재귀적 분할

이 텍스트 분할기는 일반적인 텍스트에 권장되는 방식입니다. 문자 목록을 매개변수로 받아 청크가 충분히 작아질 때까지 순서대로 분할을 시도합니다. 기본 목록은 ["\n\n", "\n", " ", ""]입니다. 이는 문단(그 다음에는 문장, 그 다음에는 단어)을 가능한 한 함께 유지하려고 시도하는 효과를 가지며, 이러한 단위들이 일반적으로 의미상 가장 강하게 연관된 텍스트 조각으로 보이기 때문입니다.

텍스트 분할 방식: 문자 목록 기준
청크 크기 측정 방식: 문자 수 기준

아래는 사용 예시입니다.

pip install -qU langchain-text-splitters

문자열 콘텐츠를 직접 가져오려면 .split_text를 사용하세요. LangChain Document 객체를 생성하려면(예: 다운스트림 작업에 사용) .create_documents를 사용하세요.

from langchain_text_splitters import RecursiveCharacterTextSplitter

# Load example document
with open("state_of_the_union.txt") as f:
    state_of_the_union = f.read()

text_splitter = RecursiveCharacterTextSplitter(
    # Set a really small chunk size, just to show.
    chunk_size=100,
    chunk_overlap=20,
    length_function=len,
    is_separator_regex=False,
)
texts = text_splitter.create_documents([state_of_the_union])
print(texts[0])
print(texts[1])

page_content='Madam Speaker, Madam Vice President, our First Lady and Second Gentleman. Members of Congress and'
page_content='of Congress and the Cabinet. Justices of the Supreme Court. My fellow Americans.'

print(text_splitter.split_text(state_of_the_union)[:2])

['Madam Speaker, Madam Vice President, our First Lady and Second Gentleman. Members of Congress and',
 'of Congress and the Cabinet. Justices of the Supreme Court. My fellow Americans.']

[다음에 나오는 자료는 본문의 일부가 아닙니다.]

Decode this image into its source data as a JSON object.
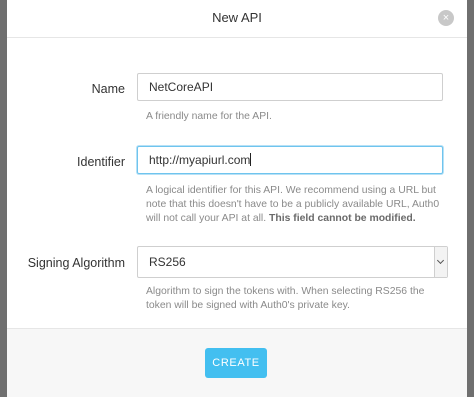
{
  "modal": {
    "title": "New API",
    "close_icon": "×"
  },
  "form": {
    "name": {
      "label": "Name",
      "value": "NetCoreAPI",
      "help": "A friendly name for the API."
    },
    "identifier": {
      "label": "Identifier",
      "value": "http://myapiurl.com",
      "help": "A logical identifier for this API. We recommend using a URL but note that this doesn't have to be a publicly available URL, Auth0 will not call your API at all.",
      "help_bold": "This field cannot be modified."
    },
    "signing_algorithm": {
      "label": "Signing Algorithm",
      "selected": "RS256",
      "help": "Algorithm to sign the tokens with. When selecting RS256 the token will be signed with Auth0's private key."
    }
  },
  "footer": {
    "create_label": "CREATE"
  },
  "colors": {
    "accent": "#43bff0",
    "focus_border": "#6fc4ee"
  }
}
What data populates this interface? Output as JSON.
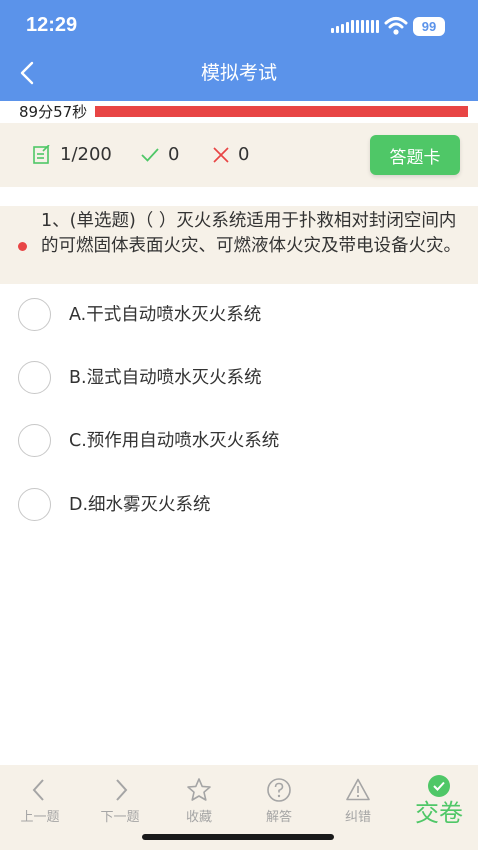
{
  "status_bar": {
    "time": "12:29",
    "battery": "99"
  },
  "header": {
    "title": "模拟考试"
  },
  "timer": {
    "text": "89分57秒",
    "remaining_fraction": 1.0
  },
  "stats": {
    "progress": "1/200",
    "correct": "0",
    "wrong": "0",
    "answer_card_label": "答题卡"
  },
  "question": {
    "text": "1、(单选题)（ ）灭火系统适用于扑救相对封闭空间内的可燃固体表面火灾、可燃液体火灾及带电设备火灾。",
    "options": [
      "A.干式自动喷水灭火系统",
      "B.湿式自动喷水灭火系统",
      "C.预作用自动喷水灭火系统",
      "D.细水雾灭火系统"
    ]
  },
  "bottom_nav": {
    "items": [
      {
        "label": "上一题",
        "icon": "chevron-left-icon"
      },
      {
        "label": "下一题",
        "icon": "chevron-right-icon"
      },
      {
        "label": "收藏",
        "icon": "star-icon"
      },
      {
        "label": "解答",
        "icon": "question-circle-icon"
      },
      {
        "label": "纠错",
        "icon": "warning-triangle-icon"
      }
    ],
    "submit_label": "交卷"
  },
  "colors": {
    "header": "#5b93ea",
    "accent_green": "#4fc767",
    "timer_bar": "#e84545",
    "panel": "#f6f1e8"
  }
}
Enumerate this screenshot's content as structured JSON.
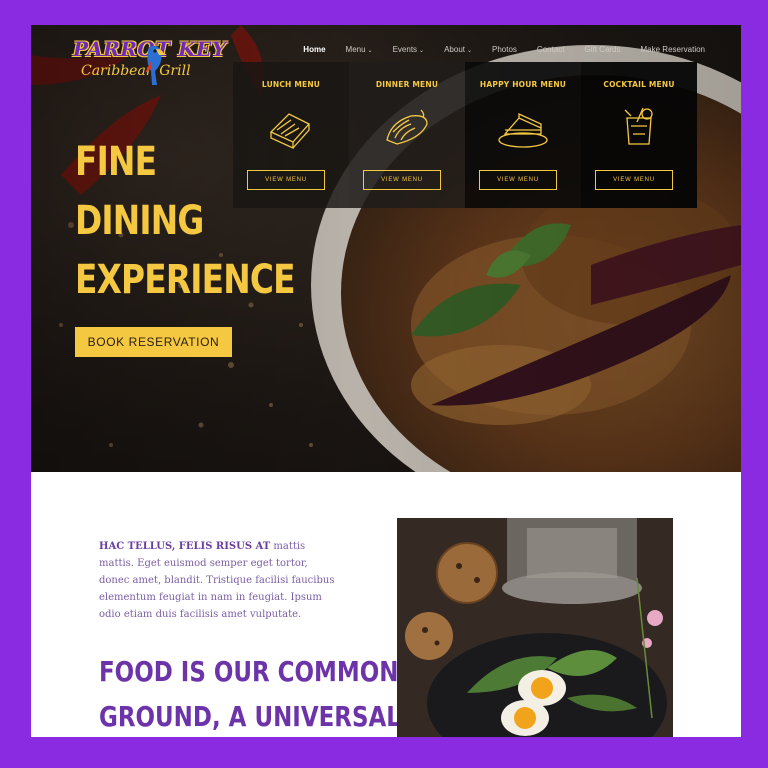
{
  "brand": {
    "name_line1": "PARROT KEY",
    "name_line2": "Caribbean Grill"
  },
  "nav": [
    {
      "label": "Home",
      "has_dropdown": false,
      "active": true
    },
    {
      "label": "Menu",
      "has_dropdown": true,
      "active": false
    },
    {
      "label": "Events",
      "has_dropdown": true,
      "active": false
    },
    {
      "label": "About",
      "has_dropdown": true,
      "active": false
    },
    {
      "label": "Photos",
      "has_dropdown": false,
      "active": false
    },
    {
      "label": "Contact",
      "has_dropdown": false,
      "active": false
    },
    {
      "label": "Gift Cards",
      "has_dropdown": false,
      "active": false
    },
    {
      "label": "Make Reservation",
      "has_dropdown": false,
      "active": false
    }
  ],
  "menus": [
    {
      "title": "LUNCH MENU",
      "button": "VIEW MENU",
      "icon": "sandwich-icon"
    },
    {
      "title": "DINNER MENU",
      "button": "VIEW MENU",
      "icon": "dinner-icon"
    },
    {
      "title": "HAPPY HOUR MENU",
      "button": "VIEW MENU",
      "icon": "cake-slice-icon"
    },
    {
      "title": "COCKTAIL MENU",
      "button": "VIEW MENU",
      "icon": "cocktail-icon"
    }
  ],
  "hero": {
    "headline": [
      "FINE",
      "DINING",
      "EXPERIENCE"
    ],
    "cta": "BOOK RESERVATION"
  },
  "intro": {
    "lead": "HAC TELLUS, FELIS RISUS AT",
    "body": " mattis mattis. Eget euismod semper eget tortor, donec amet, blandit. Tristique facilisi faucibus elementum feugiat in nam in feugiat. Ipsum odio etiam duis facilisis amet vulputate."
  },
  "section_heading": [
    "FOOD IS OUR COMMON",
    "GROUND, A UNIVERSAL"
  ],
  "colors": {
    "accent": "#f5c842",
    "purple": "#6d33a8",
    "frame": "#8a2be2"
  }
}
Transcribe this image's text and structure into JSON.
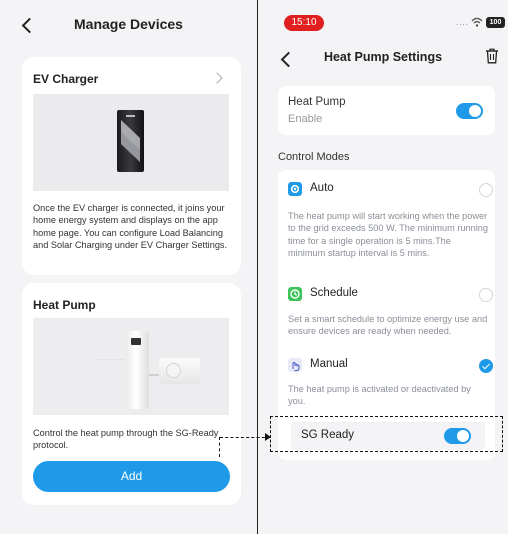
{
  "left": {
    "title": "Manage Devices",
    "ev_card": {
      "title": "EV Charger",
      "description": "Once the EV charger is connected, it joins your home energy system and displays on the app home page. You can configure Load Balancing and Solar Charging under EV Charger Settings."
    },
    "hp_card": {
      "title": "Heat Pump",
      "description": "Control the heat pump through the SG-Ready protocol.",
      "button": "Add"
    }
  },
  "status_bar": {
    "time": "15:10",
    "battery": "100"
  },
  "right": {
    "title": "Heat Pump Settings",
    "heat_pump": {
      "label": "Heat Pump",
      "sub": "Enable",
      "enabled": true
    },
    "section_label": "Control Modes",
    "modes": [
      {
        "label": "Auto",
        "icon": "auto-icon",
        "description": "The heat pump will start working when the power to the grid exceeds 500 W. The minimum running time for a single operation is 5 mins.The minimum startup interval is 5 mins.",
        "selected": false
      },
      {
        "label": "Schedule",
        "icon": "schedule-icon",
        "description": "Set a smart schedule to optimize energy use and ensure devices are ready when needed.",
        "selected": false
      },
      {
        "label": "Manual",
        "icon": "manual-icon",
        "description": "The heat pump is activated or deactivated by you.",
        "selected": true
      }
    ],
    "sg_ready": {
      "label": "SG Ready",
      "enabled": true
    }
  },
  "colors": {
    "accent": "#1e9ae8",
    "background": "#f4f4f6",
    "status_time_bg": "#e02020",
    "schedule_icon": "#3cc35a"
  }
}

RecursiveCharacterTextSplitter에 설정된 매개변수들을 살펴보겠습니다:

chunk_size: 청크의 최대 크기이며, 크기는 length_function으로 결정됩니다.
chunk_overlap: 청크 간 목표 중첩 범위입니다. 청크를 중첩시키면 컨텍스트가 청크 간에 분할될 때 정보 손실을 완화하는 데 도움이 됩니다.
length_function: 청크 크기를 결정하는 함수입니다.
is_separator_regex: 구분자 목록(기본값: ["\n\n", "\n", " ", ""])을 정규식으로 해석할지 여부입니다.

단어 경계가 없는 언어의 텍스트 분할

일부 문자 체계는 중국어, 일본어, 태국어처럼 단어 경계가 없습니다. 기본 구분자 목록 ["\n\n", "\n", " ", ""]로 텍스트를 분할하면 단어가 청크 사이에서 분할될 수 있습니다. 단어를 함께 유지하려면 구분자 목록을 재정의하여 추가 구두점을 포함할 수 있습니다:

ASCII 마침표 “.”, 유니코드 전각 마침표 “．”(중국어 텍스트에 사용), 표意 마침표 “。”(일본어 및 중국어에 사용) 추가
태국어, 미얀마어, 크메르어, 일본어에 사용되는 너비 없는 공백 추가
ASCII 쉼표 “,”, 유니코드 전각 쉼표 “，”, 유니코드 표의 쉼표 “、” 추가

text_splitter = RecursiveCharacterTextSplitter(
    separators=[
        "\n\n",
        "\n",
        " ",
        ".",
        ",",
        "\u200b",  # Zero-width space
        "\uff0c",  # Fullwidth comma
        "\u3001",  # Ideographic comma
        "\uff0e",  # Fullwidth full stop
        "\u3002",  # Ideographic full stop
        "",
    ],
    # Existing args
)

Edit the source of this page on GitHub.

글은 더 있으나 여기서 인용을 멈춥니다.